礼拝の話

2020/10/02 

10月2日(金)聖書 イザヤ書 43章4節 家庭科 青柳

長年、日本代表のセッターを務めた竹下佳江さんという方がいます。

世界中から「世界最小、最強セッター」と呼ばれていました。

バレーボールは身長が高い方が有利とされている中で、竹下選手の身長は159cmです。

アタッカーほど背の高さは重要でないにしろ、世界のセッターの平均身長は177cmです。

今では「世界最小・最強セッター」として竹下選手は評価され、誰もが認める実力の持ち主として、伝説的な存在となっていますが、そこに至るまでには多くの困難とバッシングの連続でした。

日本のバレーボールは1964年の東京オリンピックで金メダルを取るほどの強さを誇っていましたが、2000年、予選に敗れ歴代で初めてオリンピックへの切符を逃してしまいました。

バレーボールはコートに6人いる競技なので、誰か一人の責任で試合に敗れるということはありません。

しかし、はじめてのオリンピック出場を逃したとき、世間の批判は竹下選手に集中しました。

「159cmしかない選手をセッターとして使うからオリンピックを逃した」。

技術やプレーではなく、身長が低いという理由だけでオリンピック予選敗退の責任をすべて押し付けられた竹下選手は、あまりの心ない批判に現役引退まで考えたそうです。

そんな竹下選手を救ったのは、監督やチームメイトの支えがあったからだといいます。

彼女の努力をそばで見ていたチームメイトは、誰も竹下選手を責めず、チームに竹下選手がどれだけ必要な存在かを伝え続けました。

チームメイトの支えのほかに、当時のことを振り返り竹下選手が語った言葉があります。

「転機となったのは身長のハンデを長所に変えるためにどうするか、と思考を変えることができたことです。それに、苦しんだ分だけ人は成長できると思います」。

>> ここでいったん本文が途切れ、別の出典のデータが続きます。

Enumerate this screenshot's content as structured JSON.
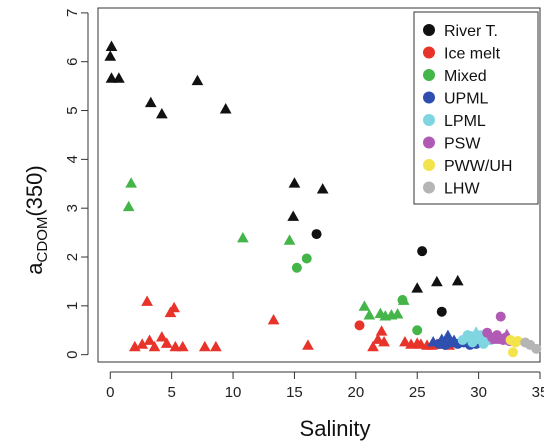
{
  "chart_data": {
    "type": "scatter",
    "xlabel": "Salinity",
    "ylabel_main": "a",
    "ylabel_sub": "CDOM",
    "ylabel_paren": "(350)",
    "xlim": [
      -1,
      35
    ],
    "ylim": [
      -0.15,
      7.1
    ],
    "xticks": [
      0,
      5,
      10,
      15,
      20,
      25,
      30,
      35
    ],
    "yticks": [
      0,
      1,
      2,
      3,
      4,
      5,
      6,
      7
    ],
    "grid": false,
    "legend": {
      "position": "top-right",
      "entries": [
        {
          "label": "River T.",
          "color": "#111111"
        },
        {
          "label": "Ice melt",
          "color": "#e8332a"
        },
        {
          "label": "Mixed",
          "color": "#44b548"
        },
        {
          "label": "UPML",
          "color": "#2e4fb0"
        },
        {
          "label": "LPML",
          "color": "#7fd6e0"
        },
        {
          "label": "PSW",
          "color": "#b05ab5"
        },
        {
          "label": "PWW/UH",
          "color": "#f2e44a"
        },
        {
          "label": "LHW",
          "color": "#b5b5b5"
        }
      ]
    },
    "series": [
      {
        "color": "#111111",
        "marker": "triangle",
        "points": [
          [
            0.1,
            6.3
          ],
          [
            0,
            6.1
          ],
          [
            0.1,
            5.65
          ],
          [
            0.7,
            5.65
          ],
          [
            3.3,
            5.15
          ],
          [
            4.2,
            4.92
          ],
          [
            7.1,
            5.6
          ],
          [
            9.4,
            5.02
          ],
          [
            15,
            3.5
          ],
          [
            17.3,
            3.38
          ],
          [
            14.9,
            2.82
          ],
          [
            25,
            1.35
          ],
          [
            26.6,
            1.48
          ],
          [
            28.3,
            1.5
          ]
        ]
      },
      {
        "color": "#111111",
        "marker": "circle",
        "points": [
          [
            16.8,
            2.47
          ],
          [
            25.4,
            2.12
          ],
          [
            27,
            0.88
          ]
        ]
      },
      {
        "color": "#e8332a",
        "marker": "triangle",
        "points": [
          [
            2,
            0.15
          ],
          [
            2.6,
            0.2
          ],
          [
            3,
            1.08
          ],
          [
            3.2,
            0.28
          ],
          [
            3.6,
            0.15
          ],
          [
            4.2,
            0.35
          ],
          [
            4.6,
            0.22
          ],
          [
            4.9,
            0.85
          ],
          [
            5.2,
            0.95
          ],
          [
            5.3,
            0.15
          ],
          [
            5.9,
            0.15
          ],
          [
            7.7,
            0.15
          ],
          [
            8.6,
            0.15
          ],
          [
            13.3,
            0.7
          ],
          [
            16.1,
            0.18
          ],
          [
            21.4,
            0.15
          ],
          [
            21.8,
            0.3
          ],
          [
            22.1,
            0.47
          ],
          [
            22.3,
            0.25
          ],
          [
            24,
            0.25
          ],
          [
            24.5,
            0.2
          ],
          [
            25,
            0.22
          ],
          [
            25.3,
            0.2
          ],
          [
            25.8,
            0.18
          ],
          [
            26.2,
            0.18
          ],
          [
            26.6,
            0.2
          ],
          [
            27.1,
            0.2
          ],
          [
            27.6,
            0.18
          ]
        ]
      },
      {
        "color": "#e8332a",
        "marker": "circle",
        "points": [
          [
            20.3,
            0.6
          ]
        ]
      },
      {
        "color": "#44b548",
        "marker": "triangle",
        "points": [
          [
            1.7,
            3.5
          ],
          [
            1.5,
            3.02
          ],
          [
            10.8,
            2.38
          ],
          [
            14.6,
            2.33
          ],
          [
            20.7,
            0.98
          ],
          [
            21.1,
            0.8
          ],
          [
            22,
            0.83
          ],
          [
            22.4,
            0.78
          ],
          [
            22.9,
            0.8
          ],
          [
            23.4,
            0.82
          ],
          [
            23.9,
            1.1
          ]
        ]
      },
      {
        "color": "#44b548",
        "marker": "circle",
        "points": [
          [
            15.2,
            1.78
          ],
          [
            16,
            1.97
          ],
          [
            23.8,
            1.12
          ],
          [
            25,
            0.5
          ]
        ]
      },
      {
        "color": "#2e4fb0",
        "marker": "triangle",
        "points": [
          [
            26.3,
            0.25
          ],
          [
            27,
            0.3
          ],
          [
            27.5,
            0.38
          ],
          [
            28,
            0.28
          ]
        ]
      },
      {
        "color": "#2e4fb0",
        "marker": "circle",
        "points": [
          [
            26.8,
            0.22
          ],
          [
            27.3,
            0.2
          ],
          [
            27.8,
            0.25
          ],
          [
            28.3,
            0.22
          ],
          [
            28.8,
            0.25
          ],
          [
            29.3,
            0.2
          ],
          [
            29.8,
            0.22
          ]
        ]
      },
      {
        "color": "#7fd6e0",
        "marker": "triangle",
        "points": [
          [
            29,
            0.35
          ],
          [
            29.8,
            0.45
          ],
          [
            30.3,
            0.3
          ]
        ]
      },
      {
        "color": "#7fd6e0",
        "marker": "circle",
        "points": [
          [
            28.7,
            0.3
          ],
          [
            29.1,
            0.4
          ],
          [
            29.5,
            0.25
          ],
          [
            29.9,
            0.35
          ],
          [
            30.2,
            0.4
          ],
          [
            30.6,
            0.28
          ],
          [
            31,
            0.3
          ],
          [
            29.4,
            0.38
          ],
          [
            30.4,
            0.22
          ]
        ]
      },
      {
        "color": "#b05ab5",
        "marker": "circle",
        "points": [
          [
            30.7,
            0.45
          ],
          [
            31.1,
            0.35
          ],
          [
            31.5,
            0.4
          ],
          [
            31.8,
            0.78
          ],
          [
            32,
            0.3
          ],
          [
            32.2,
            0.35
          ],
          [
            32.5,
            0.28
          ]
        ]
      },
      {
        "color": "#b05ab5",
        "marker": "triangle",
        "points": [
          [
            31.4,
            0.3
          ],
          [
            32.3,
            0.4
          ]
        ]
      },
      {
        "color": "#f2e44a",
        "marker": "circle",
        "points": [
          [
            32.6,
            0.3
          ],
          [
            33,
            0.25
          ],
          [
            33.2,
            0.28
          ],
          [
            32.8,
            0.05
          ]
        ]
      },
      {
        "color": "#b5b5b5",
        "marker": "circle",
        "points": [
          [
            33.8,
            0.25
          ],
          [
            34.2,
            0.2
          ],
          [
            34.7,
            0.12
          ]
        ]
      }
    ]
  }
}
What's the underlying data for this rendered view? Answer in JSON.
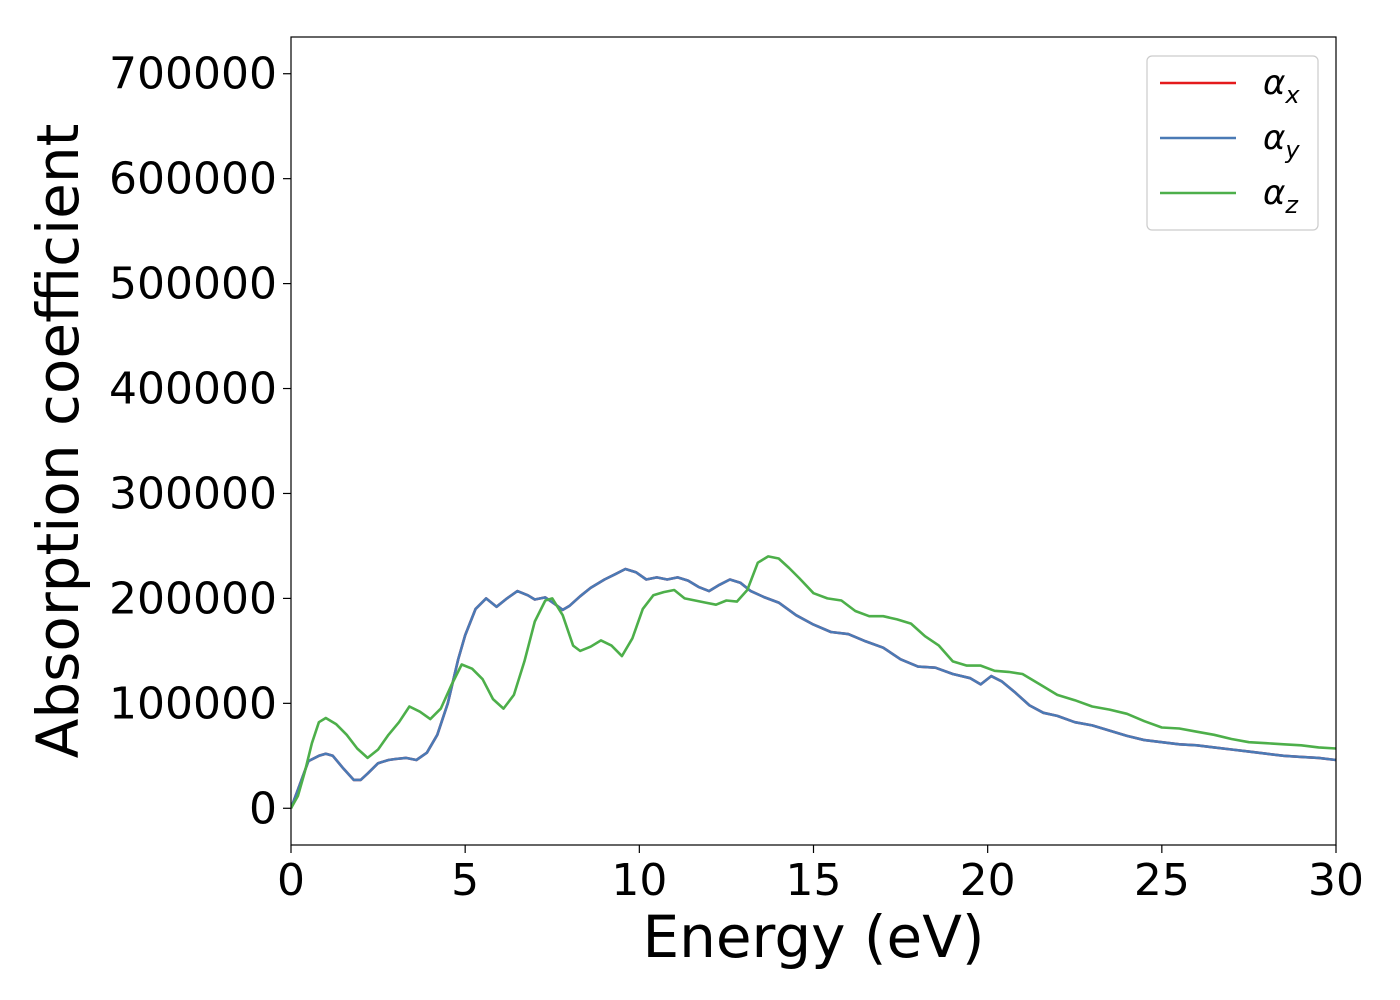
{
  "chart_data": {
    "type": "line",
    "title": "",
    "xlabel": "Energy (eV)",
    "ylabel": "Absorption coefficient",
    "xlim": [
      0,
      30
    ],
    "ylim": [
      -35000,
      735000
    ],
    "xticks": [
      0,
      5,
      10,
      15,
      20,
      25,
      30
    ],
    "yticks": [
      0,
      100000,
      200000,
      300000,
      400000,
      500000,
      600000,
      700000
    ],
    "grid": false,
    "legend_position": "top-right",
    "series": [
      {
        "name": "αx",
        "symbol": "α",
        "subscript": "x",
        "color": "#e41a1c",
        "x": [
          0,
          0.2,
          0.5,
          0.8,
          1.0,
          1.2,
          1.5,
          1.8,
          2.0,
          2.2,
          2.5,
          2.8,
          3.0,
          3.3,
          3.6,
          3.9,
          4.2,
          4.5,
          4.8,
          5.0,
          5.3,
          5.6,
          5.9,
          6.2,
          6.5,
          6.8,
          7.0,
          7.3,
          7.6,
          7.8,
          8.0,
          8.3,
          8.6,
          9.0,
          9.3,
          9.6,
          9.9,
          10.2,
          10.5,
          10.8,
          11.1,
          11.4,
          11.7,
          12.0,
          12.3,
          12.6,
          12.9,
          13.2,
          13.6,
          14.0,
          14.5,
          15.0,
          15.5,
          16.0,
          16.5,
          17.0,
          17.5,
          18.0,
          18.5,
          19.0,
          19.5,
          19.8,
          20.1,
          20.4,
          20.8,
          21.2,
          21.6,
          22.0,
          22.5,
          23.0,
          23.5,
          24.0,
          24.5,
          25.0,
          25.5,
          26.0,
          26.5,
          27.0,
          27.5,
          28.0,
          28.5,
          29.0,
          29.5,
          30.0
        ],
        "y": [
          0,
          18000,
          45000,
          50000,
          52000,
          50000,
          38000,
          27000,
          27000,
          33000,
          43000,
          46000,
          47000,
          48000,
          46000,
          53000,
          70000,
          100000,
          142000,
          165000,
          190000,
          200000,
          192000,
          200000,
          207000,
          203000,
          199000,
          201000,
          194000,
          189000,
          193000,
          202000,
          210000,
          218000,
          223000,
          228000,
          225000,
          218000,
          220000,
          218000,
          220000,
          217000,
          211000,
          207000,
          213000,
          218000,
          215000,
          207000,
          201000,
          196000,
          184000,
          175000,
          168000,
          166000,
          159000,
          153000,
          142000,
          135000,
          134000,
          128000,
          124000,
          118000,
          126000,
          121000,
          110000,
          98000,
          91000,
          88000,
          82000,
          79000,
          74000,
          69000,
          65000,
          63000,
          61000,
          60000,
          58000,
          56000,
          54000,
          52000,
          50000,
          49000,
          48000,
          46000
        ]
      },
      {
        "name": "αy",
        "symbol": "α",
        "subscript": "y",
        "color": "#4a7ab5",
        "x": [
          0,
          0.2,
          0.5,
          0.8,
          1.0,
          1.2,
          1.5,
          1.8,
          2.0,
          2.2,
          2.5,
          2.8,
          3.0,
          3.3,
          3.6,
          3.9,
          4.2,
          4.5,
          4.8,
          5.0,
          5.3,
          5.6,
          5.9,
          6.2,
          6.5,
          6.8,
          7.0,
          7.3,
          7.6,
          7.8,
          8.0,
          8.3,
          8.6,
          9.0,
          9.3,
          9.6,
          9.9,
          10.2,
          10.5,
          10.8,
          11.1,
          11.4,
          11.7,
          12.0,
          12.3,
          12.6,
          12.9,
          13.2,
          13.6,
          14.0,
          14.5,
          15.0,
          15.5,
          16.0,
          16.5,
          17.0,
          17.5,
          18.0,
          18.5,
          19.0,
          19.5,
          19.8,
          20.1,
          20.4,
          20.8,
          21.2,
          21.6,
          22.0,
          22.5,
          23.0,
          23.5,
          24.0,
          24.5,
          25.0,
          25.5,
          26.0,
          26.5,
          27.0,
          27.5,
          28.0,
          28.5,
          29.0,
          29.5,
          30.0
        ],
        "y": [
          0,
          18000,
          45000,
          50000,
          52000,
          50000,
          38000,
          27000,
          27000,
          33000,
          43000,
          46000,
          47000,
          48000,
          46000,
          53000,
          70000,
          100000,
          142000,
          165000,
          190000,
          200000,
          192000,
          200000,
          207000,
          203000,
          199000,
          201000,
          194000,
          189000,
          193000,
          202000,
          210000,
          218000,
          223000,
          228000,
          225000,
          218000,
          220000,
          218000,
          220000,
          217000,
          211000,
          207000,
          213000,
          218000,
          215000,
          207000,
          201000,
          196000,
          184000,
          175000,
          168000,
          166000,
          159000,
          153000,
          142000,
          135000,
          134000,
          128000,
          124000,
          118000,
          126000,
          121000,
          110000,
          98000,
          91000,
          88000,
          82000,
          79000,
          74000,
          69000,
          65000,
          63000,
          61000,
          60000,
          58000,
          56000,
          54000,
          52000,
          50000,
          49000,
          48000,
          46000
        ]
      },
      {
        "name": "αz",
        "symbol": "α",
        "subscript": "z",
        "color": "#4daf4a",
        "x": [
          0,
          0.2,
          0.4,
          0.6,
          0.8,
          1.0,
          1.3,
          1.6,
          1.9,
          2.2,
          2.5,
          2.8,
          3.1,
          3.4,
          3.7,
          4.0,
          4.3,
          4.6,
          4.9,
          5.2,
          5.5,
          5.8,
          6.1,
          6.4,
          6.7,
          7.0,
          7.3,
          7.5,
          7.8,
          8.1,
          8.3,
          8.6,
          8.9,
          9.2,
          9.5,
          9.8,
          10.1,
          10.4,
          10.7,
          11.0,
          11.3,
          11.6,
          11.9,
          12.2,
          12.5,
          12.8,
          13.1,
          13.4,
          13.7,
          14.0,
          14.3,
          14.6,
          15.0,
          15.4,
          15.8,
          16.2,
          16.6,
          17.0,
          17.4,
          17.8,
          18.2,
          18.6,
          19.0,
          19.4,
          19.8,
          20.2,
          20.6,
          21.0,
          21.5,
          22.0,
          22.5,
          23.0,
          23.5,
          24.0,
          24.5,
          25.0,
          25.5,
          26.0,
          26.5,
          27.0,
          27.5,
          28.0,
          28.5,
          29.0,
          29.5,
          30.0
        ],
        "y": [
          0,
          12000,
          35000,
          62000,
          82000,
          86000,
          80000,
          70000,
          57000,
          48000,
          56000,
          70000,
          82000,
          97000,
          92000,
          85000,
          95000,
          117000,
          137000,
          133000,
          123000,
          104000,
          95000,
          108000,
          140000,
          178000,
          198000,
          200000,
          184000,
          155000,
          150000,
          154000,
          160000,
          155000,
          145000,
          162000,
          190000,
          203000,
          206000,
          208000,
          200000,
          198000,
          196000,
          194000,
          198000,
          197000,
          208000,
          234000,
          240000,
          238000,
          229000,
          219000,
          205000,
          200000,
          198000,
          188000,
          183000,
          183000,
          180000,
          176000,
          164000,
          155000,
          140000,
          136000,
          136000,
          131000,
          130000,
          128000,
          118000,
          108000,
          103000,
          97000,
          94000,
          90000,
          83000,
          77000,
          76000,
          73000,
          70000,
          66000,
          63000,
          62000,
          61000,
          60000,
          58000,
          57000
        ]
      }
    ]
  }
}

ハンデを長所に変えるという発想の転換にすごいなと思いました。

ハンデや弱点、短所と呼ばれるものはだれもが抱えていると思います。

しかし、そのような部分も含めて神さまが私たちに必要なものとして与えて下さった個性なのだと思います。

進路指導の面接などの中で「あなたの長所と短所を教えてください」と問いかけることがあります。

「私の短所は心配性なところです」などの答えにふと疑問を抱きます。

心配性は短所でしょうか。

物事に慎重に取り組むという長所でもあると思います。

進路関係の本や雑誌、ネットを検索すると短所を長所に置き換える表やサイトがたくさんあります。

ハンデや弱点、短所などは、周りからの評価や自分自身の捉え方に過ぎないのだと思います。

見方を変えると、違った捉え方ができます。

私たちの性格や個性は、1つの方向から見ると「良いか悪いか」「弱いか強いか」などの偏った捉え方しかできないのかもしれません。

大切なのは、1つの捉え方に固執せず、様々な角度から捉え、一見短所と思われる部分も含めて、自分の個性として受け止めることだと思います。

今日の聖書箇所には、「わたしの目にあなたは値高く、尊い」とあります。

私たちの価値は能力で決まるのではありません。

「良いか悪いか」「弱いか強いか」「できるできない」が大切なのではなく、私たち一人ひとりに与えられた個性を大切に今日という1日を過ごしていきたいと思います。